An Silvester 2025 war es wieder soweit, eine Truppe aus mutigen DLRG‘lern und Padertauchern machten sich auf, die Strecke der Pader von den Paderwiesen bis auf die Höhe des Lippesees, nahe der Mündung in die Lippe zu bestreiten.
Mit Fackeln und Flossen bewaffnet, stiegen alsbald alle Mitschwimmer in die Fluten.
Das kalte Wasser drang gemächlich durch die Neoprenanzüge ein, doch an den Fackeln konnte man sich gut die Hände erwärmen.
Unterwegs bot die Pader eine lebhafte Unterwasserwelt, beim Schnorcheln offenbarten sich flutende Unterwasserwiesen und es wurden viele große Fische gesichtet. Darunter Bachforellen und Äschen, der Leitfisch der sogenannten Äschenregion eines Fließgewässers, mit äußerst farbenfroher Rückenflosse.
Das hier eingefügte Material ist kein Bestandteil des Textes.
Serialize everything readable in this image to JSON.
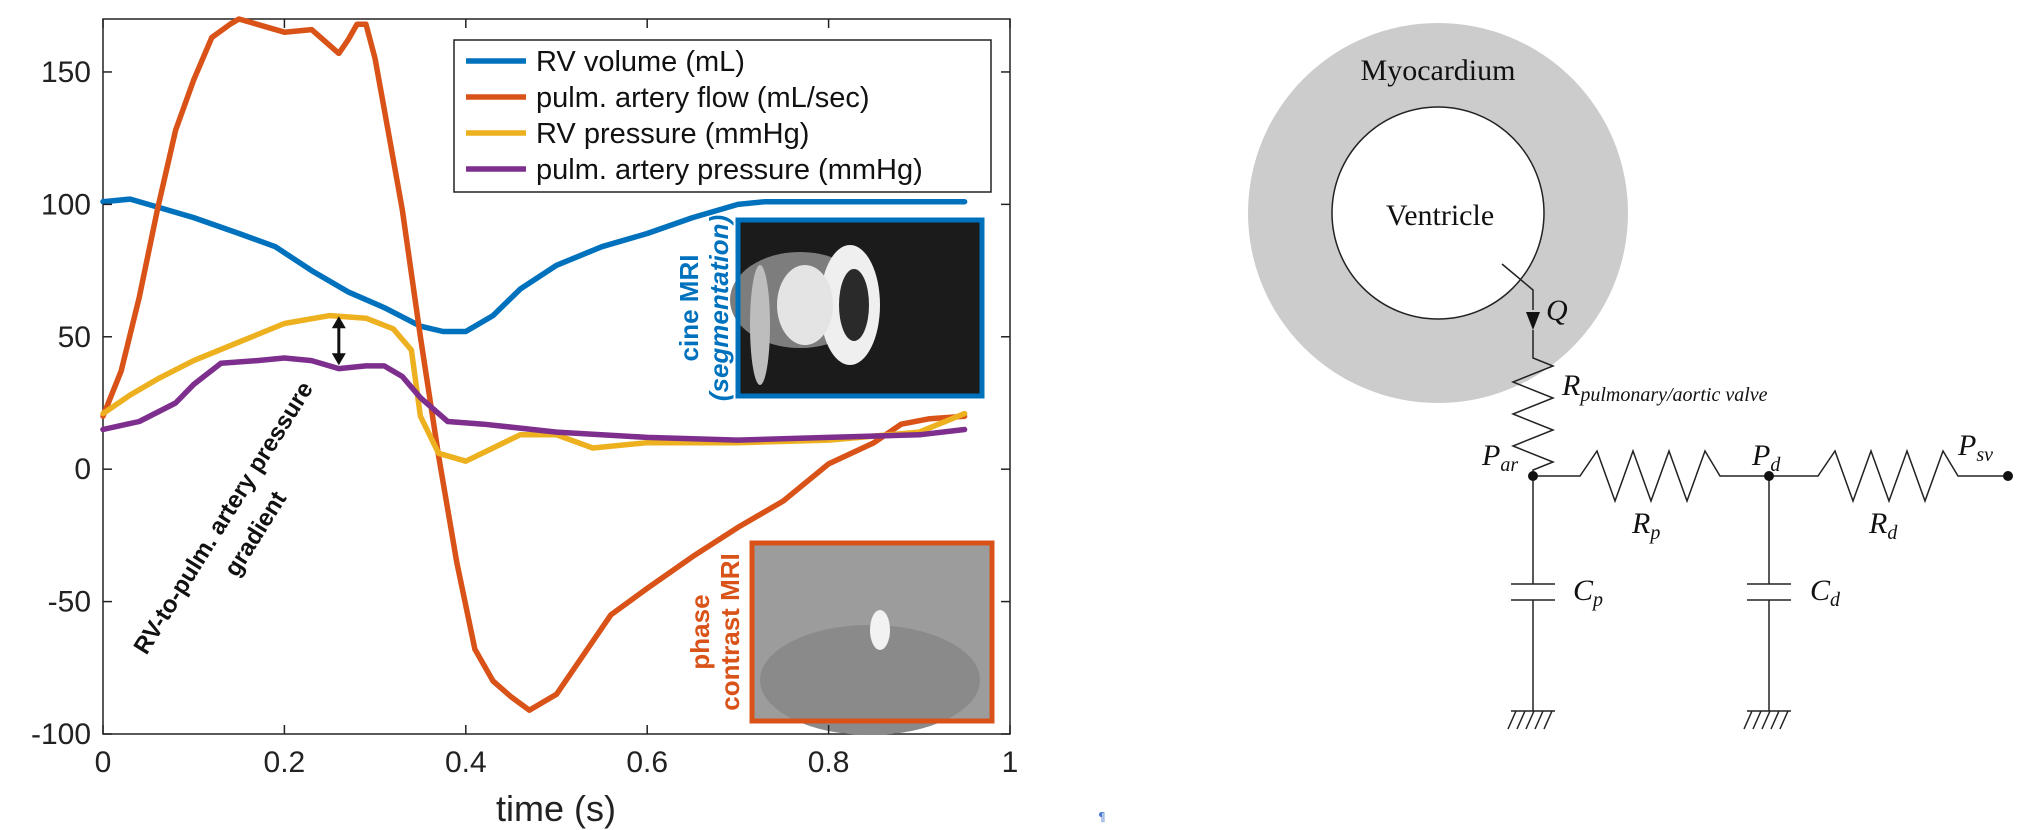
{
  "chart_data": {
    "type": "line",
    "xlabel": "time (s)",
    "ylabel": "",
    "xlim": [
      0,
      1
    ],
    "ylim": [
      -100,
      170
    ],
    "x_ticks": [
      0,
      0.2,
      0.4,
      0.6,
      0.8,
      1
    ],
    "x_tick_labels": [
      "0",
      "0.2",
      "0.4",
      "0.6",
      "0.8",
      "1"
    ],
    "y_ticks": [
      -100,
      -50,
      0,
      50,
      100,
      150
    ],
    "y_tick_labels": [
      "-100",
      "-50",
      "0",
      "50",
      "100",
      "150"
    ],
    "grid": false,
    "legend_position": "top-right",
    "series": [
      {
        "name": "RV volume (mL)",
        "color": "#0072BD",
        "x": [
          0,
          0.03,
          0.06,
          0.1,
          0.15,
          0.19,
          0.23,
          0.27,
          0.31,
          0.35,
          0.375,
          0.4,
          0.43,
          0.46,
          0.5,
          0.55,
          0.6,
          0.65,
          0.7,
          0.73,
          0.8,
          0.95
        ],
        "y": [
          101,
          102,
          99,
          95,
          89,
          84,
          75,
          67,
          61,
          54,
          52,
          52,
          58,
          68,
          77,
          84,
          89,
          95,
          100,
          101,
          101,
          101
        ]
      },
      {
        "name": "pulm. artery flow (mL/sec)",
        "color": "#D95319",
        "x": [
          0,
          0.02,
          0.04,
          0.06,
          0.08,
          0.1,
          0.12,
          0.14,
          0.15,
          0.17,
          0.2,
          0.23,
          0.25,
          0.26,
          0.27,
          0.28,
          0.29,
          0.3,
          0.31,
          0.33,
          0.35,
          0.37,
          0.39,
          0.41,
          0.43,
          0.45,
          0.47,
          0.5,
          0.53,
          0.56,
          0.6,
          0.65,
          0.7,
          0.75,
          0.8,
          0.85,
          0.88,
          0.91,
          0.95
        ],
        "y": [
          20,
          37,
          65,
          98,
          128,
          147,
          163,
          168,
          170,
          168,
          165,
          166,
          160,
          157,
          162,
          168,
          168,
          155,
          136,
          98,
          50,
          5,
          -35,
          -68,
          -80,
          -86,
          -91,
          -85,
          -70,
          -55,
          -45,
          -33,
          -22,
          -12,
          2,
          10,
          17,
          19,
          20
        ]
      },
      {
        "name": "RV pressure (mmHg)",
        "color": "#EDB120",
        "x": [
          0,
          0.03,
          0.06,
          0.1,
          0.15,
          0.2,
          0.25,
          0.29,
          0.32,
          0.34,
          0.35,
          0.37,
          0.4,
          0.43,
          0.46,
          0.5,
          0.54,
          0.6,
          0.7,
          0.8,
          0.9,
          0.95
        ],
        "y": [
          21,
          28,
          34,
          41,
          48,
          55,
          58,
          57,
          53,
          45,
          20,
          6,
          3,
          8,
          13,
          13,
          8,
          10,
          10,
          11,
          14,
          21
        ]
      },
      {
        "name": "pulm. artery pressure (mmHg)",
        "color": "#7E2F8E",
        "x": [
          0,
          0.04,
          0.08,
          0.1,
          0.13,
          0.17,
          0.2,
          0.23,
          0.26,
          0.29,
          0.31,
          0.33,
          0.35,
          0.38,
          0.42,
          0.5,
          0.6,
          0.7,
          0.8,
          0.9,
          0.95
        ],
        "y": [
          15,
          18,
          25,
          32,
          40,
          41,
          42,
          41,
          38,
          39,
          39,
          35,
          27,
          18,
          17,
          14,
          12,
          11,
          12,
          13,
          15
        ]
      }
    ],
    "annotations": [
      {
        "id": "gradient",
        "text": "RV-to-pulm. artery pressure gradient",
        "line1": "RV-to-pulm. artery pressure",
        "line2": "gradient",
        "arrow_x": 0.26,
        "arrow_from": 40,
        "arrow_to": 57
      }
    ],
    "insets": [
      {
        "id": "cine",
        "label_line1": "cine MRI",
        "label_line2": "(segmentation)",
        "color": "#0072BD"
      },
      {
        "id": "phase",
        "label_line1": "phase",
        "label_line2": "contrast MRI",
        "color": "#D95319"
      }
    ]
  },
  "diagram": {
    "outer_label": "Myocardium",
    "inner_label": "Ventricle",
    "flow_label": "Q",
    "valve_resistor": {
      "base": "R",
      "sub": "pulmonary/aortic valve"
    },
    "nodes": [
      {
        "base": "P",
        "sub": "ar"
      },
      {
        "base": "P",
        "sub": "d"
      },
      {
        "base": "P",
        "sub": "sv"
      }
    ],
    "resistors": [
      {
        "base": "R",
        "sub": "p"
      },
      {
        "base": "R",
        "sub": "d"
      }
    ],
    "capacitors": [
      {
        "base": "C",
        "sub": "p"
      },
      {
        "base": "C",
        "sub": "d"
      }
    ],
    "colors": {
      "myocardium": "#cccccc",
      "wire": "#222222"
    }
  },
  "footer": {
    "mark": "¶"
  }
}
Auf der Wasseroberfläche scheuchten wir unbeabsichtigt eine Schwanenfamilie vor uns her, deren zu liebe wir kurz den Fluss verließen und an weiterer Stelle wieder einstiegen.
Ein weiteres Mal stiegen wir in Schloss Neuhaus aus und überquerten dabei auch eine Straße, kurz machte sich die Überlegung breit, ob wir nicht ein Stück mit dem Bus fahren, doch der hätte uns leider nicht am nächsten Einstieg in die Pader rausgelassen.
Unterwegs hatte die Truppe auch einen alten Fußball aus dem Fluss gefischt, der beim weiterschwimmen eifrig hin und her gespielt wurde. Bei so sommerlichen Aktivitäten wurde das kalte Wasser der Pader fast zur angenehmen Erfrischung.
Stets bemüht die Pader sauber zu halten, wurden neben dem Fußball auch ein alter Schnorchel, sowie Plastikreste geborgen
Trotz den eifrigen Aktivitäten beim Heruntertreiben in der Pader machte sich die Kälte so langsam bemerkbar, beim Ein- und Aussteigen wurden jedoch alle von eifrigen Helfern des DLRG unterstützt.
Auf den letzten Metern konnten es einige kaum erwarten das kalte Wasser zu verlassen, andere ließen sich etwas mehr Zeit und es soll am Ausstieg auch ein riesiger Fisch gesichtet worden sein.
Die einen blau im Gesicht, die anderen noch gut Restwarm, aber alle glücklich stiegen nach und nach alle aus.
Auf dem Rückweg wurde die Truppe mit einigen Snacks und warmen Getränken versorgt, ein wahrer Segen für abgefrorene Hände.
Ein weiterer Segen war die warme Dusche im DLGR Zentrum, die von allen herzlich begrüßt wurde.
Mit allen Wassern gewaschen konnte nun jeder ins neue Jahr starten.